The urgency of this discussion has intensified amidst the global pandemic, where the intersection of race and science has become glaringly apparent. In the U.S., COVID-19 has disproportionately affected the Black community. Dr. Anthony Fauci, director of the National Institute of Allergy and Infectious Diseases, noted, “Health disparities have always existed for the African American community, but this crisis highlights how unacceptable that is.” He emphasized that the issue lies not in susceptibility to the virus but in the prevalence of pre-existing health conditions within the Black community, resulting in increased ICU admissions and mortality rates.
U.S. Surgeon General Jerome Adams provided a clear insight: “We do not think people of color are biologically or genetically predisposed to get COVID-19, but they are socially predisposed to coronavirus exposure.” He is articulating a truth that many may hesitate to confront. For instance, many essential service jobs are filled by African Americans, complicating social distancing efforts. Additionally, a greater reliance on public transportation and lower homeownership rates in this community hinder isolation measures. Furthermore, systemic health disparities—such as higher rates of asthma—exacerbate the risks associated with COVID-19 infection. Lastly, the historical mistrust of the medical community, rooted in unethical practices like the Tuskegee Study, leads to reluctance in seeking treatment among many Black individuals.
The necessity for our Surgeon General to address scientific racism is alarming, albeit not surprising. The pandemic has compelled society to confront public health issues, yet some individuals are leaning towards discrimination rather than understanding. For instance, the rise of anti-Asian sentiment has prompted official comments from the CDC, while calls for older individuals to sacrifice themselves for economic stability echo eugenic ideologies, deeming frailty as 'undesirable.'
If African Americans are deemed “socially predisposed” to COVID-19, it’s clear that race does hold significance. We cannot claim to be color-blind in our approach to health disparities.
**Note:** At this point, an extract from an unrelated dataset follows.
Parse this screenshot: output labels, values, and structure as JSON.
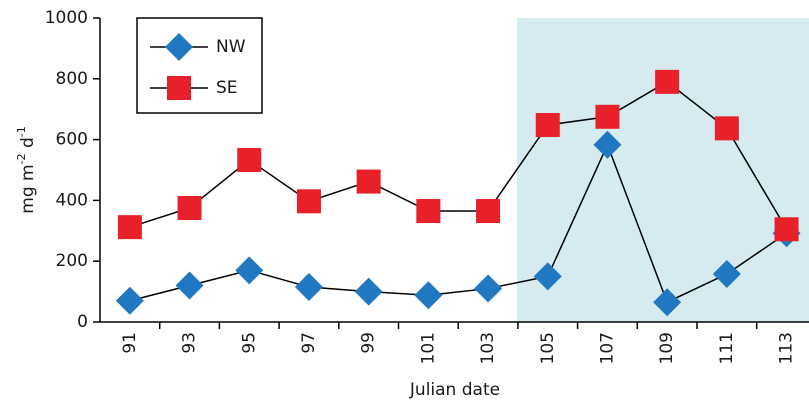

So, should medical trainees incorporate race in their presentations? The answer remains ambiguous. While it may not be essential from a biological or epidemiological standpoint, acknowledging race might provide insight into a patient’s social circumstances. Regardless, it is vital to continue highlighting health disparities, fostering discussions, and investigating underlying causes. This is how solutions can emerge. However, we must not allow “objective” science—like that wielded by Samuel Cartwright—to eclipse the crucial role of social determinants in health. As we delve into the intricate relationship between science and race, particularly in the context of COVID-19, we must remain vigilant against the resurgence of scientific racism.
This video discusses the historical context of scientific racism in America, exploring how medical practices have been influenced by race.
Chapter 2: Understanding the Complexities of Race and Health
This video examines the intersections of science and racism, focusing on how societal structures influence health outcomes across different races.
Section 1.1: The Influence of Race on Medical Practice
The inclusion of race in medical assessments can lead to both insights and pitfalls. While it may offer valuable context, it also risks reinforcing stereotypes.
Subsection 1.1.1: Historical Examples of Scientific Racism
Section 1.2: The Role of Social Determinants
Understanding health disparities requires a focus on the social factors that contribute to health outcomes, particularly in marginalized communities.